ECLI:NL:RBOVE:2021:397
Rechtbank Overijssel
- Eerste aanleg - enkelvoudig
- Rechtspraak.nl
Afwijzing verzoek tot vaststelling van een dwangakkoord in het kader van de schuldsaneringsregeling
Op 5 januari 2021 heeft de Rechtbank Overijssel uitspraak gedaan in een zaak waarin verzoekster, een naamloze vennootschap, een verzoek tot vaststelling van een dwangakkoord indiende. Dit verzoek was ingediend in het kader van de wettelijke schuldsaneringsregeling. Tijdens de behandeling van het verzoek op 7 september 2020, werd een tussenvonnis gewezen op 21 september 2020, waarin verzoekster werd opgedragen om uiterlijk 9 november 2020 bewijs te leveren van de inschrijving van haar echtscheidingsbeschikking in de registers van de burgerlijke stand. De schuldenlast van verzoekster bestond uit één schuld aan ING Bank N.V. van € 53.753,32, waarvoor verzoekster een prognosevoorstel deed van 6,63% over een periode van drie jaar. Dit aanbod werd door ING afgewezen, die in plaats daarvan een betalingsregeling van € 50,-- per maand voorstelde.

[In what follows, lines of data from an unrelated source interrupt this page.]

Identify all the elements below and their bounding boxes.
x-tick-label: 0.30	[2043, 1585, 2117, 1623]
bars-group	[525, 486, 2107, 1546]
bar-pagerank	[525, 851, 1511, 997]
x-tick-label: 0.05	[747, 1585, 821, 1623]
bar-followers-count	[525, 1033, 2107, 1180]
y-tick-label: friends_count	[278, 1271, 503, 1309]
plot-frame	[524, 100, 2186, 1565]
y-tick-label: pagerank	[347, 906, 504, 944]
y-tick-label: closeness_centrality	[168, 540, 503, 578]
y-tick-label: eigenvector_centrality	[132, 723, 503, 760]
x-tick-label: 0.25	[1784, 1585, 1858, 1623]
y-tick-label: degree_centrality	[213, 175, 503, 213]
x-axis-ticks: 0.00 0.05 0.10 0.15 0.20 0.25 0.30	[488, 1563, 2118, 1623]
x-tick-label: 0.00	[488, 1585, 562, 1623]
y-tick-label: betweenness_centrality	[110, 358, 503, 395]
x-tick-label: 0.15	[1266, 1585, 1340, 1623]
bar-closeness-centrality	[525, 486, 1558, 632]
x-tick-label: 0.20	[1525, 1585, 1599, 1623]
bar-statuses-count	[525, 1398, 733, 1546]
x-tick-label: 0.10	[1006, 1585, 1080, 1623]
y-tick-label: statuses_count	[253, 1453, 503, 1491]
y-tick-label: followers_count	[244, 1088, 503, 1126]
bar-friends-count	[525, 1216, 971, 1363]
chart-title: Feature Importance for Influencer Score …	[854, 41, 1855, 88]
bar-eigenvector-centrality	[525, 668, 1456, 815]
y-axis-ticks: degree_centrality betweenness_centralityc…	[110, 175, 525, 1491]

Verzoekster ontving ten tijde van de indiening van het verzoek een WW-uitkering, maar was halverwege september 2020 in dienst getreden met een nettoloon van € 1.604,38 per maand. Op 7 december 2020 werd de echtscheidingsbeschikking ingeschreven, waardoor verzoekster niet langer afhankelijk was van de medewerking van haar ex-partner. De rechtbank concludeerde dat de financiële situatie van verzoekster was verbeterd en dat er een aanzienlijk hoger aanbod aan ING kon worden gedaan dan eerder was voorgesteld. Hierdoor kon niet meer worden gesteld dat het maximaal haalbare aan ING was aangeboden.
De rechtbank heeft daarom het verzoek van verzoekster om ING te bevelen in te stemmen met de schuldregeling afgewezen, en het verzoek ex artikel 287a van de Faillissementswet werd afgewezen. Deze uitspraak werd gedaan door mr. A.H. Margadant ter openbare terechtzitting.